I donʼt compare myself to him [my father] Dedé Ayew told us exclusively in 2007. “He has had his career and achieved everything. I am at the beginning of mine”. The legendary Abedi concurs. “We donʼt talk about football,” he told me at the 26th edition of the African Cup of Nations. “We talk about father and son things”.

It soon became apparent that he is very proud of his son.
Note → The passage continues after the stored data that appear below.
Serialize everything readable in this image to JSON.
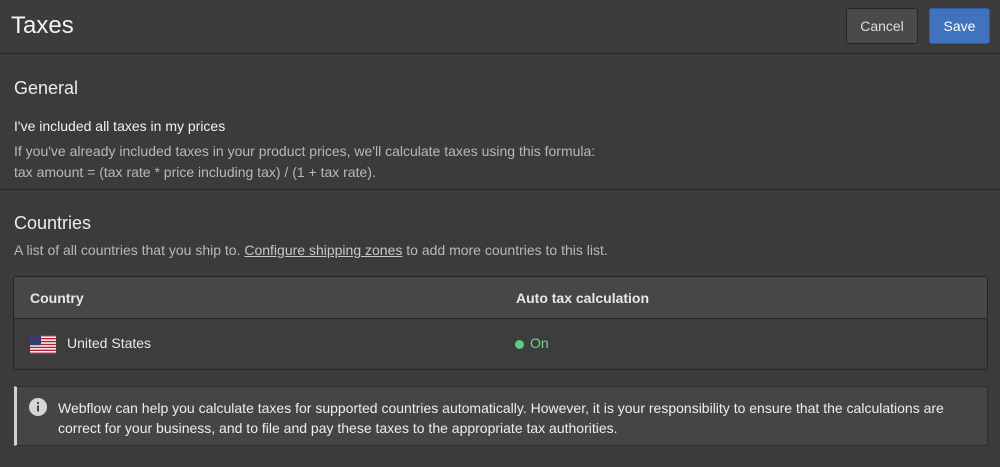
{
  "header": {
    "title": "Taxes",
    "cancel_label": "Cancel",
    "save_label": "Save"
  },
  "general": {
    "heading": "General",
    "checkbox_label": "I've included all taxes in my prices",
    "help_line1": "If you've already included taxes in your product prices, we'll calculate taxes using this formula:",
    "help_line2": "tax amount = (tax rate * price including tax) / (1 + tax rate)."
  },
  "countries": {
    "heading": "Countries",
    "description_prefix": "A list of all countries that you ship to.",
    "link_label": "Configure shipping zones",
    "description_suffix": "to add more countries to this list.",
    "columns": [
      "Country",
      "Auto tax calculation"
    ],
    "rows": [
      {
        "country": "United States",
        "flag_icon": "us-flag-icon",
        "auto_tax": "On",
        "status_color": "#5ecb7e"
      }
    ]
  },
  "notice": {
    "icon": "info-icon",
    "text": "Webflow can help you calculate taxes for supported countries automatically. However, it is your responsibility to ensure that the calculations are correct for your business, and to file and pay these taxes to the appropriate tax authorities."
  },
  "colors": {
    "accent": "#3f73c0",
    "background": "#3b3b3b",
    "status_on": "#5ecb7e"
  }
}
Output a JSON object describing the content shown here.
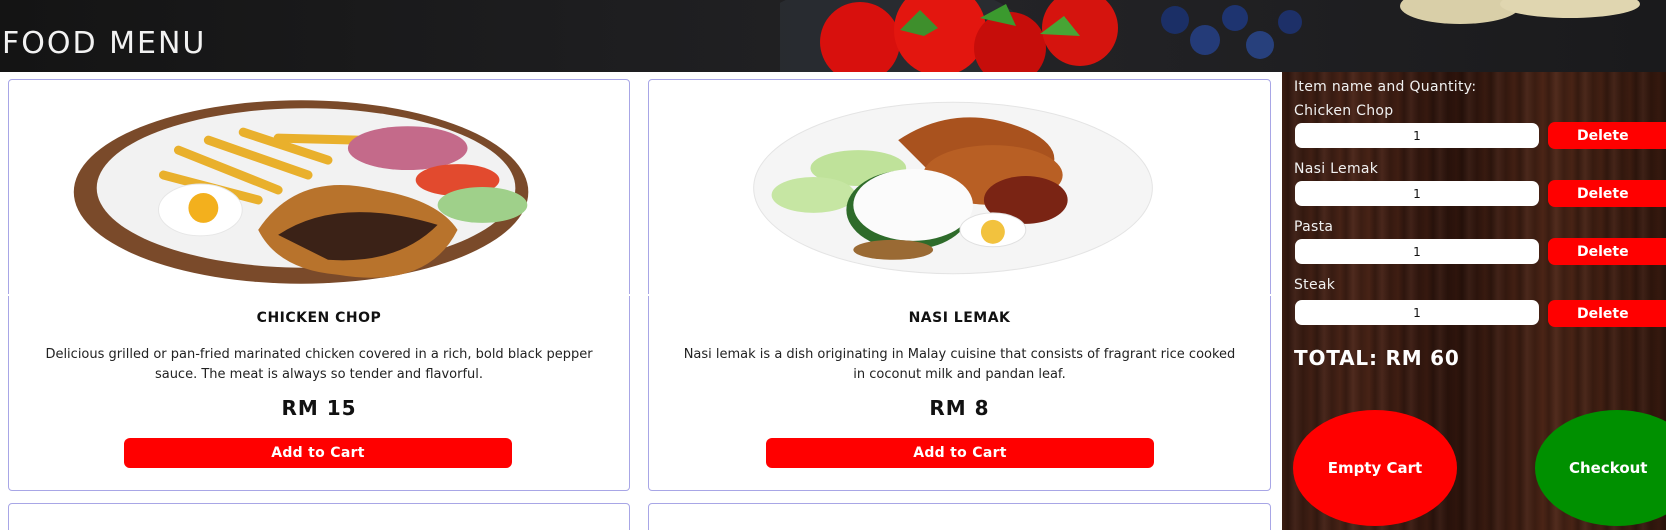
{
  "header": {
    "title": "FOOD MENU"
  },
  "menu": {
    "items": [
      {
        "name": "CHICKEN CHOP",
        "description": "Delicious grilled or pan-fried marinated chicken covered in a rich, bold black pepper sauce. The meat is always so tender and flavorful.",
        "price": "RM 15",
        "button_label": "Add to Cart"
      },
      {
        "name": "NASI LEMAK",
        "description": "Nasi lemak is a dish originating in Malay cuisine that consists of fragrant rice cooked in coconut milk and pandan leaf.",
        "price": "RM 8",
        "button_label": "Add to Cart"
      }
    ]
  },
  "cart": {
    "heading": "Item name and Quantity:",
    "items": [
      {
        "name": "Chicken Chop",
        "quantity": "1",
        "delete_label": "Delete"
      },
      {
        "name": "Nasi Lemak",
        "quantity": "1",
        "delete_label": "Delete"
      },
      {
        "name": "Pasta",
        "quantity": "1",
        "delete_label": "Delete"
      },
      {
        "name": "Steak",
        "quantity": "1",
        "delete_label": "Delete"
      }
    ],
    "total": "TOTAL: RM 60",
    "empty_label": "Empty Cart",
    "checkout_label": "Checkout"
  },
  "colors": {
    "accent_red": "#ff0000",
    "checkout_green": "#009000",
    "card_border": "#a8a6e6"
  }
}
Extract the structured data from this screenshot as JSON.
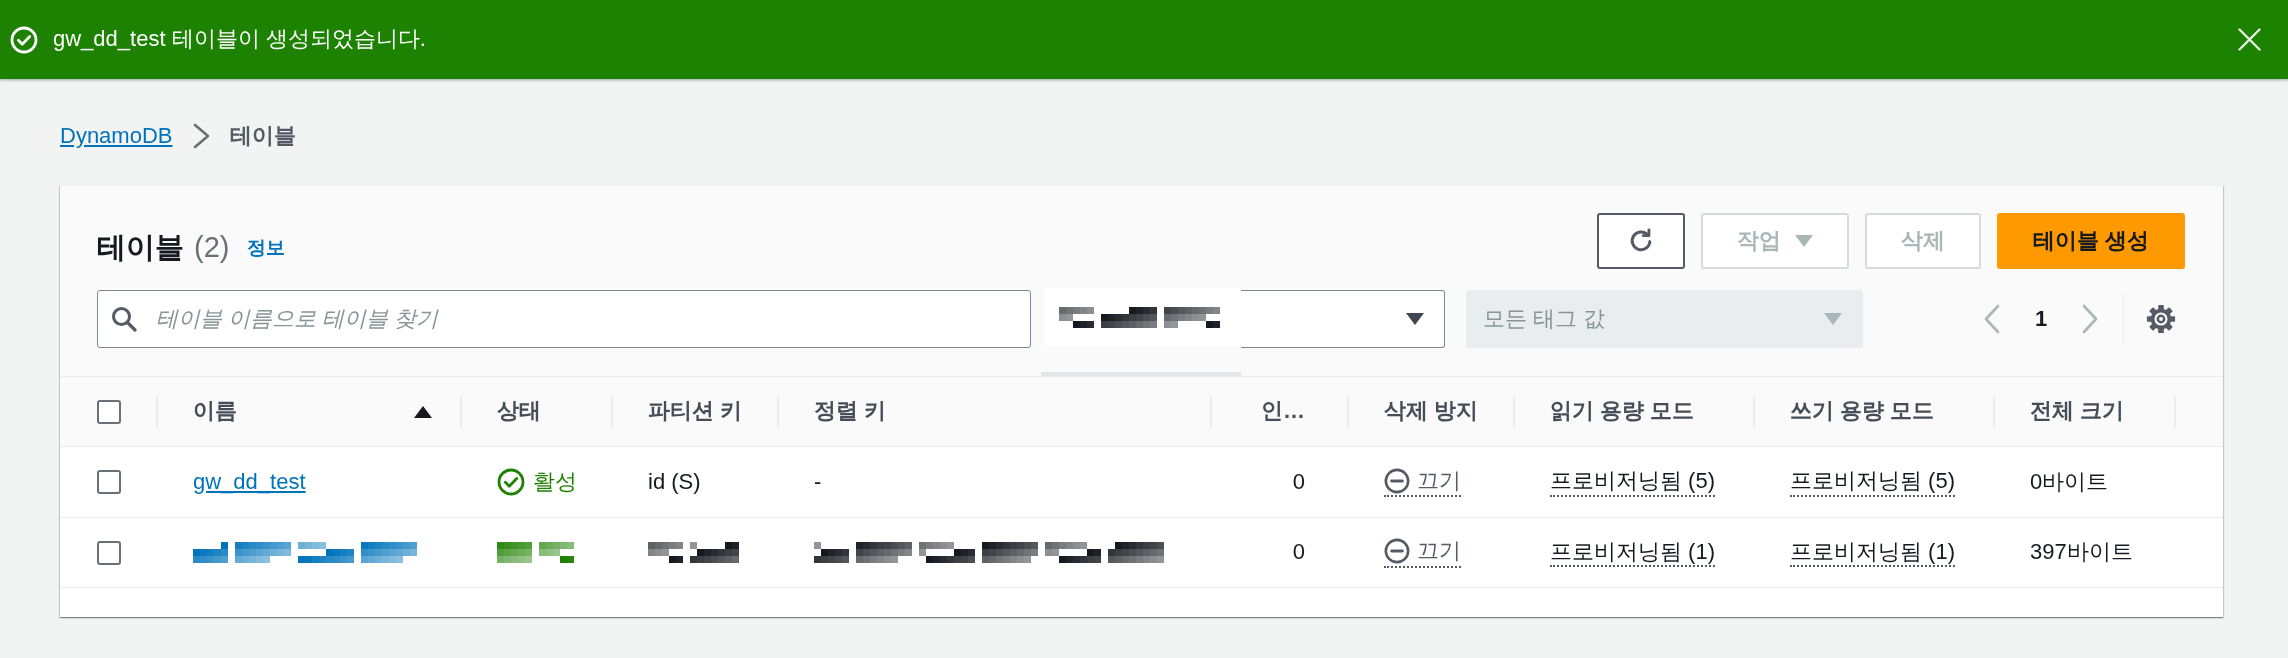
{
  "notification": {
    "kind": "success",
    "message": "gw_dd_test 테이블이 생성되었습니다.",
    "dismissible": true
  },
  "breadcrumb": [
    {
      "label": "DynamoDB",
      "current": false
    },
    {
      "label": "테이블",
      "current": true
    }
  ],
  "panel": {
    "title": "테이블",
    "count": "(2)",
    "info_link": "정보",
    "actions": [
      {
        "kind": "refresh",
        "disabled": false
      },
      {
        "kind": "dropdown",
        "label": "작업",
        "disabled": true
      },
      {
        "kind": "secondary",
        "label": "삭제",
        "disabled": true
      },
      {
        "kind": "primary",
        "label": "테이블 생성",
        "disabled": false
      }
    ],
    "search": {
      "placeholder": "테이블 이름으로 테이블 찾기"
    },
    "tag_key_filter": {
      "redacted": true
    },
    "tag_value_filter": {
      "placeholder": "모든 태그 값",
      "disabled": true
    },
    "pagination": {
      "page": "1",
      "previous_disabled": true,
      "next_disabled": true
    }
  },
  "table": {
    "select_all": {
      "checked": false
    },
    "columns": [
      {
        "label": "이름",
        "sorted": true,
        "kind": "text"
      },
      {
        "label": "상태",
        "sorted": false,
        "kind": "text"
      },
      {
        "label": "파티션 키",
        "sorted": false,
        "kind": "text"
      },
      {
        "label": "정렬 키",
        "sorted": false,
        "kind": "text"
      },
      {
        "label": "인…",
        "sorted": false,
        "kind": "numeric"
      },
      {
        "label": "삭제 방지",
        "sorted": false,
        "kind": "text"
      },
      {
        "label": "읽기 용량 모드",
        "sorted": false,
        "kind": "text"
      },
      {
        "label": "쓰기 용량 모드",
        "sorted": false,
        "kind": "text"
      },
      {
        "label": "전체 크기",
        "sorted": false,
        "kind": "text"
      }
    ],
    "rows": [
      {
        "selected": false,
        "redacted": false,
        "name": "gw_dd_test",
        "status": {
          "label": "활성",
          "kind": "active"
        },
        "partition_key": "id (S)",
        "sort_key": "-",
        "column_5": "0",
        "deletion_protection": {
          "label": "끄기",
          "enabled": false
        },
        "read_capacity": "프로비저닝됨 (5)",
        "write_capacity": "프로비저닝됨 (5)",
        "total_size": "0바이트"
      },
      {
        "selected": false,
        "redacted": true,
        "column_5": "0",
        "deletion_protection": {
          "label": "끄기",
          "enabled": false
        },
        "read_capacity": "프로비저닝됨 (1)",
        "write_capacity": "프로비저닝됨 (1)",
        "total_size": "397바이트"
      }
    ]
  }
}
André briefly retired from international football in 2013 after a dispute with the Ghanaian FA. His father never got to play in the World Cup finals, but André has achieved that goal, playing in two editions, including 2010 when Ghana matched the achievement of Cameroon in 1990 and Senegal in 2002 in reaching the quarter-finals.

It’s very important to me [playing for Ghana]” the young Ayew said in 2007. “It’s something very big that happened to me to be selected for the Ghanaian national team, so I’m very proud of myself and proud to wear the jersey of Ghana”.

So what were his ambitions back then? “To become a better footballer and every day try to learn and become somebody good in life, in my career, of my family, win the African Cup of Nations, which is in Ghana and help to make the people happy”.

He might just achieve that tonight seven years late and in a foreign country. It would complete his African Cup of Nations medal collection – he already has bronze and silver. It would also make history for Avram Grant. The former Chelsea manager famously came second twice with that club, but should he achieve success tonight Grant will achieve legendary status in the land that Osagyefo (Dr Kwame Nkrumah) led to independence.